Shepherd Leah, Borges Álvaro H, Ravn Lene, Harvey Richard, Bower Mark, Grulich Andrew, Silverberg Michael, Kronborg Gitte, Galli Massimo, Kirk Ole, Lundgren Jens, Mocroft Amanda
Research Department of Infection and Population Health, University College London, London, UK.
Centre for Health & Infectious Disease Research (CHIP), Department of Infectious Diseases, Rigshospitalet, University of Copenhagen, Copenhagen, Denmark.
Antivir Ther. 2016;21(6):529-534. doi: 10.3851/IMP3026. Epub 2016 Jan 29.
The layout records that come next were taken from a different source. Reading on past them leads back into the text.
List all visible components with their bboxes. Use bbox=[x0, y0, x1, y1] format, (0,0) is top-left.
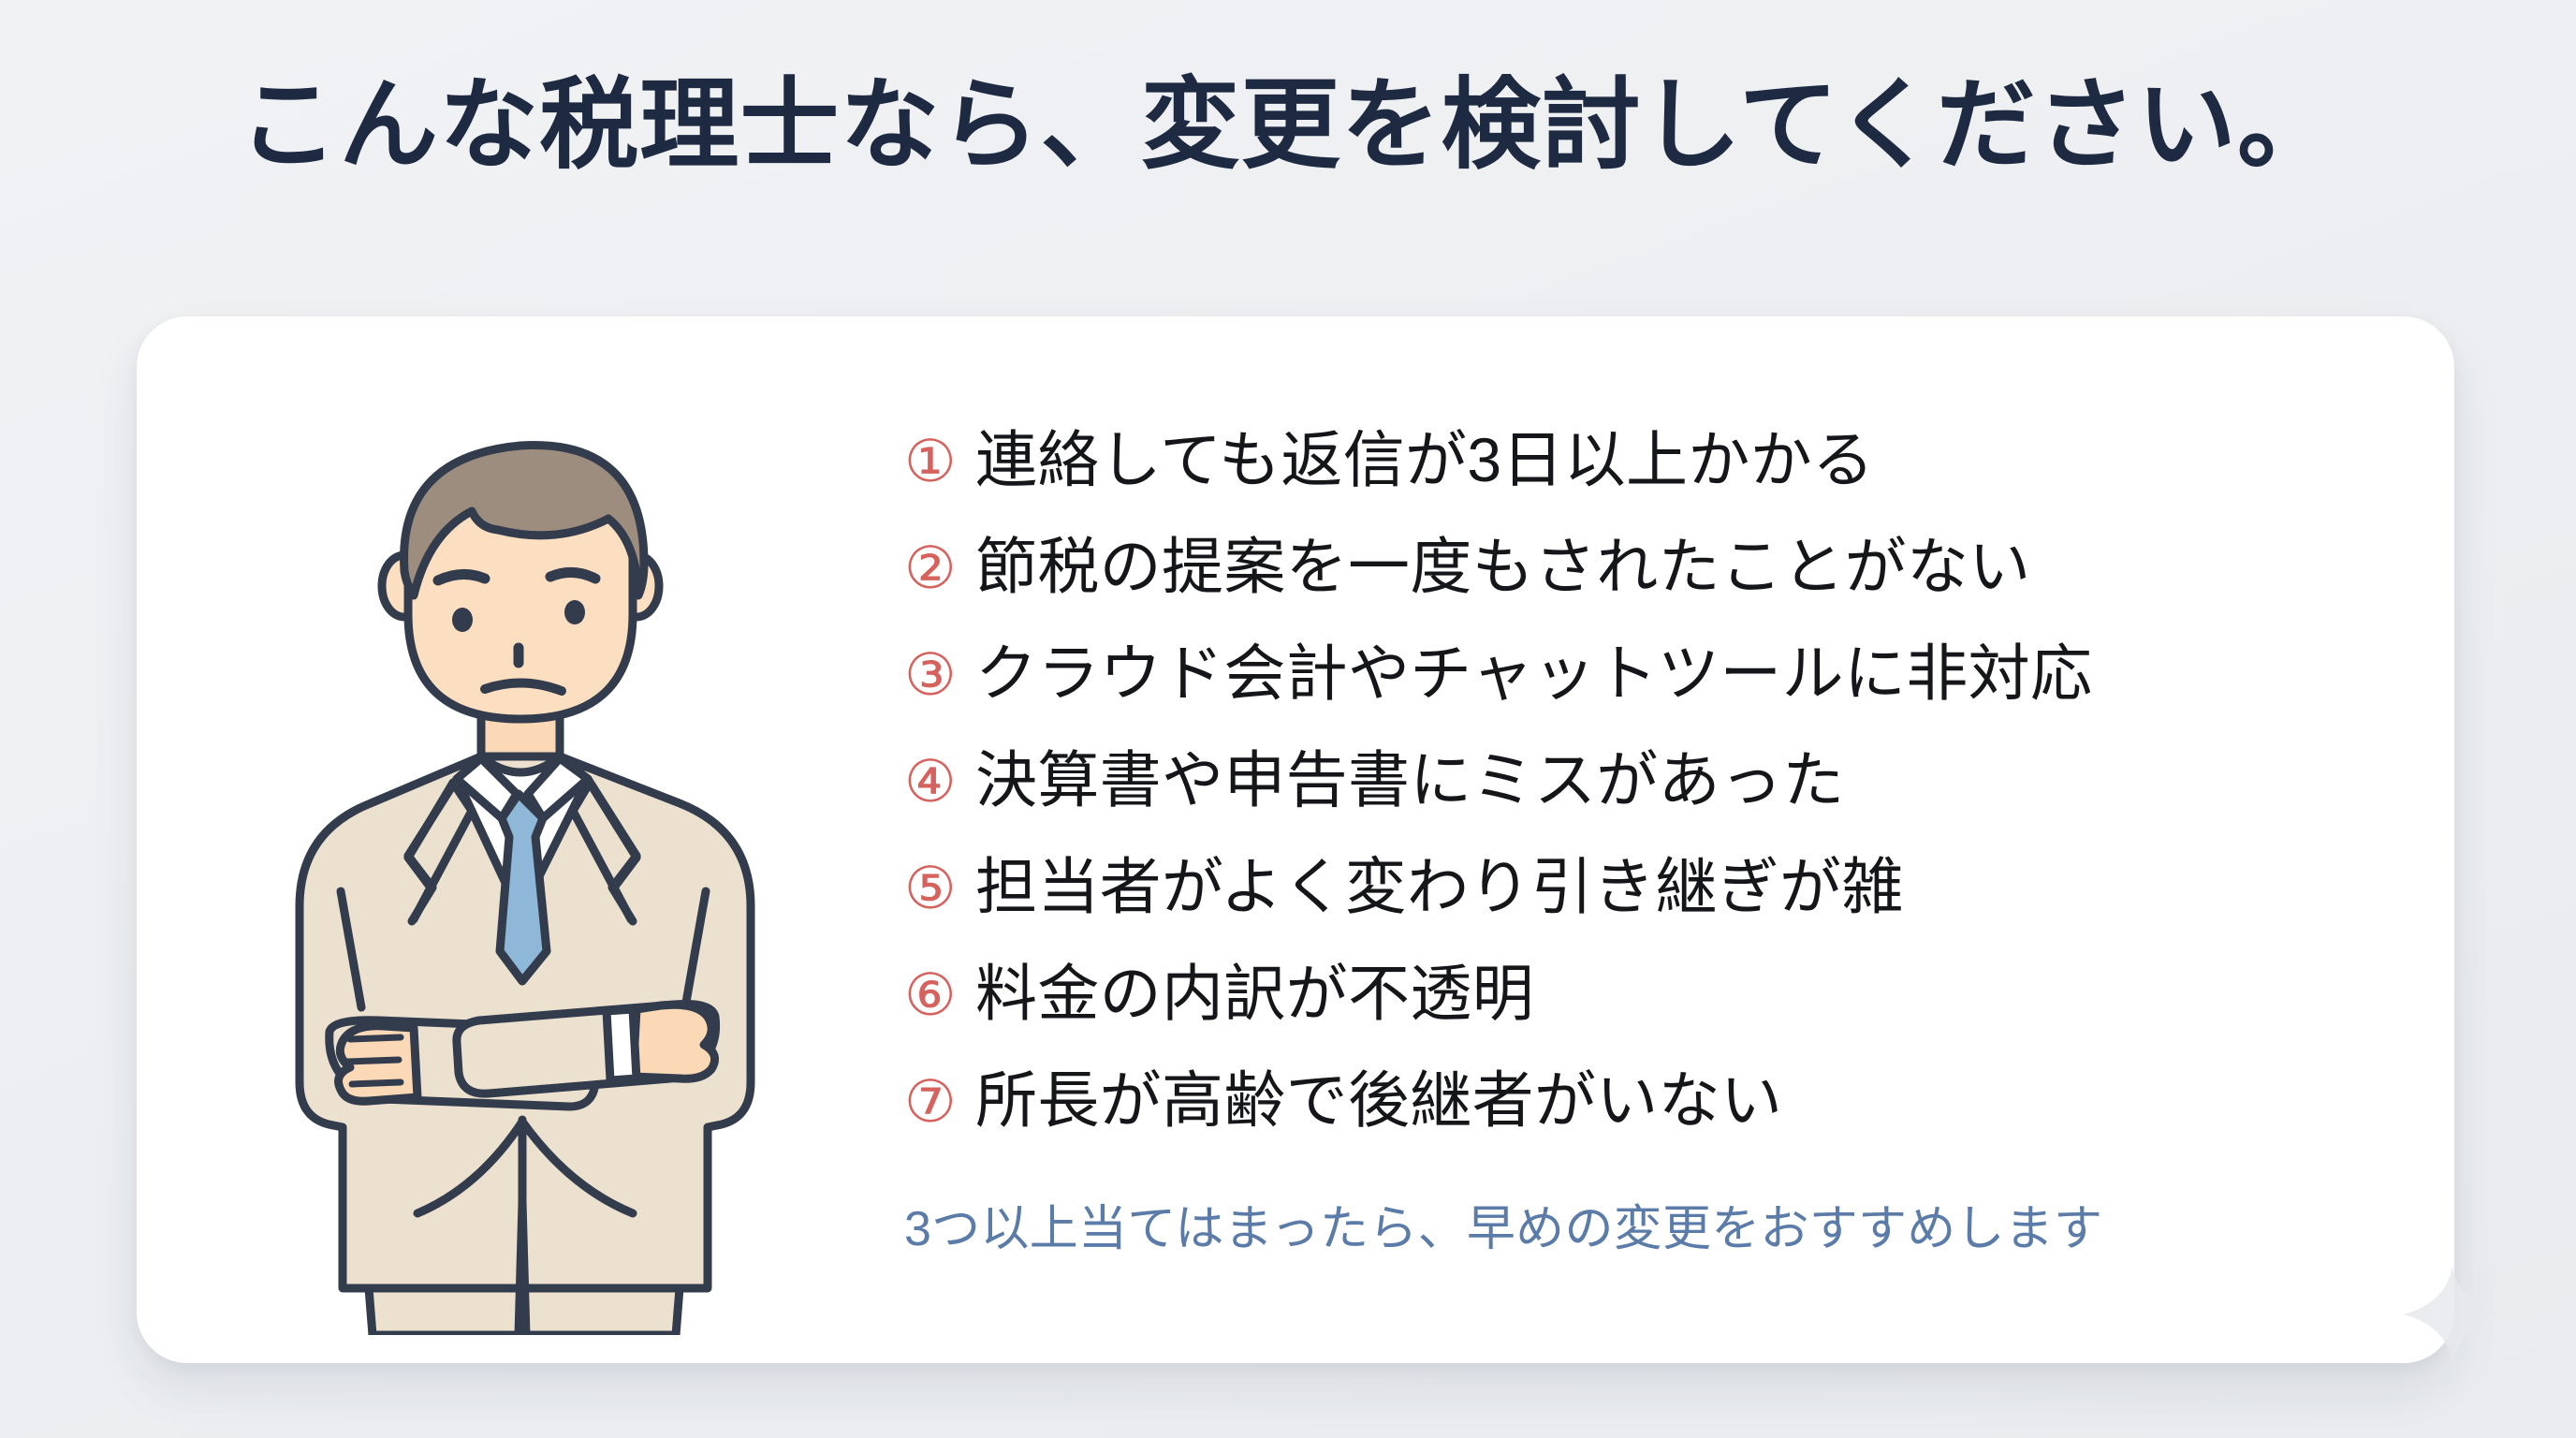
list-item-text-5: 担当者がよく変わり引き継ぎが雑 bbox=[975, 853, 1904, 921]
list-marker-6: ⑥ bbox=[904, 962, 975, 1024]
list-marker-5: ⑤ bbox=[904, 856, 975, 917]
list-marker-3: ③ bbox=[904, 642, 975, 704]
page-title: こんな税理士なら、変更を検討してください。 bbox=[0, 67, 2576, 184]
slide-canvas: こんな税理士なら、変更を検討してください。 bbox=[0, 0, 2576, 1438]
list-item-text-7: 所長が高齢で後継者がいない bbox=[975, 1066, 1782, 1135]
checklist: ① 連絡しても返信が3日以上かかる ② 節税の提案を一度もされたことがない ③ … bbox=[904, 406, 2454, 1153]
list-item: ④ 決算書や申告書にミスがあった bbox=[904, 726, 2454, 833]
list-item: ① 連絡しても返信が3日以上かかる bbox=[904, 406, 2454, 513]
list-item-text-2: 節税の提案を一度もされたことがない bbox=[975, 533, 2031, 601]
list-item-text-1: 連絡しても返信が3日以上かかる bbox=[975, 426, 1874, 494]
worried-businessman-illustration bbox=[221, 371, 820, 1335]
illustration-panel bbox=[137, 316, 904, 1363]
list-item: ⑤ 担当者がよく変わり引き継ぎが雑 bbox=[904, 833, 2454, 940]
list-item-text-4: 決算書や申告書にミスがあった bbox=[975, 746, 1845, 814]
list-item: ⑦ 所長が高齢で後継者がいない bbox=[904, 1047, 2454, 1153]
list-item-text-6: 料金の内訳が不透明 bbox=[975, 960, 1534, 1028]
list-marker-2: ② bbox=[904, 536, 975, 597]
list-marker-4: ④ bbox=[904, 749, 975, 811]
list-item-text-3: クラウド会計やチャットツールに非対応 bbox=[975, 639, 2092, 708]
list-item: ⑥ 料金の内訳が不透明 bbox=[904, 940, 2454, 1047]
list-marker-1: ① bbox=[904, 429, 975, 491]
list-item: ③ クラウド会計やチャットツールに非対応 bbox=[904, 620, 2454, 726]
footnote-text: 3つ以上当てはまったら、早めの変更をおすすめします bbox=[904, 1200, 2454, 1258]
list-item: ② 節税の提案を一度もされたことがない bbox=[904, 513, 2454, 620]
content-card: ① 連絡しても返信が3日以上かかる ② 節税の提案を一度もされたことがない ③ … bbox=[137, 316, 2454, 1363]
checklist-panel: ① 連絡しても返信が3日以上かかる ② 節税の提案を一度もされたことがない ③ … bbox=[904, 316, 2454, 1363]
list-marker-7: ⑦ bbox=[904, 1069, 975, 1131]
It is common practice to use prostate specific antigen (PSA) ≥4.0 ng/ml as a clinical indicator for men at risk of prostate cancer (PCa), however, this is unverified in HIV+ men. We aimed to describe kinetics and predictive value of PSA for PCa in HIV+ men.
A nested case control study of 21 men with PCa and 40 matched-controls within EuroSIDA was conducted. Prospectively stored plasma samples before PCa (or matched date in controls) were measured for the following markers: total PSA (tPSA), free PSA (fPSA), testosterone and sex hormone binding globulin (SHBG). Conditional logistic regression models investigated associations between markers and PCa. Mixed models were used to describe kinetics. Sensitivity and specificity of using tPSA >4 ng/ml to predict PCa was calculated. Receiver operating characteristic curves were used to identify optimal cutoffs in HIV+ men for total PSA.
61 HIV+ men were included with a median 6 (IQR 2-9) years follow-up. Levels of tPSA increased by 13.7% per year (95% CI 10.3, 17.3) in cases, but was stable in controls (-0.4%; 95% CI -2.5, 1.7). Elevated PSA was associated with higher odds of PCa at first (OR for twofold higher 4.7; 95% CI 1.7, 12.9; P<0.01) and last sample (8.1; 95% CI 1.1, 58.9; P=0.04). A similar relationship was seen between fPSA and PCa. Testosterone and SHBG level were not associated with PCa. tPSA level >4 ng/ml had 99% specificity and 38% sensitivity. The optimal PSA cutoff was 1.5 ng/ml overall (specificity =84%, sensitivity =81%).
PSA was highly predictive of PCa in HIV+ men; however, the commonly used PSA>4 ng/ml to indicate high PCa risk was not sensitive in our population and use of the lower cutoff of PSA>1.5 ng/ml warrants consideration.
将前列腺特异性抗原(PSA)≥4.0 ng/ml用作前列腺癌(PCa)风险男性的临床指标是常见做法,然而,在HIV阳性男性中这一点未经证实。我们旨在描述HIV阳性男性中PSA对PCa的动力学及预测价值。
在欧洲艾滋病临床研究数据库(EuroSIDA)中对21例PCa男性和40例匹配对照进行了巢式病例对照研究。前瞻性收集PCa发生前(或对照中的匹配日期)储存的血浆样本,检测以下标志物:总PSA(tPSA)、游离PSA(fPSA)、睾酮和性激素结合球蛋白(SHBG)。条件逻辑回归模型研究标志物与PCa之间的关联。混合模型用于描述动力学。计算使用tPSA>4 ng/ml预测PCa的敏感性和特异性。采用受试者工作特征曲线确定HIV阳性男性中总PSA的最佳临界值。
纳入61例HIV阳性男性,中位随访6(IQR 2 - 9)年。病例组中tPSA水平每年升高13.7%(95% CI 10.3,17.3),而对照组稳定(-0.4%;95% CI -2.5,1.7)。首次(两倍升高时的OR为4.7;95% CI 1.7,12.9;P<0.01)和末次样本时(8.1;95% CI 1.1,58.9;P = 0.04),PSA升高与PCa的较高几率相关。fPSA与PCa之间也观察到类似关系。睾酮和SHBG水平与PCa无关。tPSA水平>4 ng/ml的特异性为99%,敏感性为38%。总体最佳PSA临界值为1.5 ng/ml(特异性 = 84%,敏感性 = 81%)。
PSA对HIV阳性男性中的PCa具有高度预测性;然而,常用的PSA>4 ng/ml来表明高PCa风险在我们的人群中不敏感,考虑使用较低的PSA临界值>1.5 ng/ml是有必要的。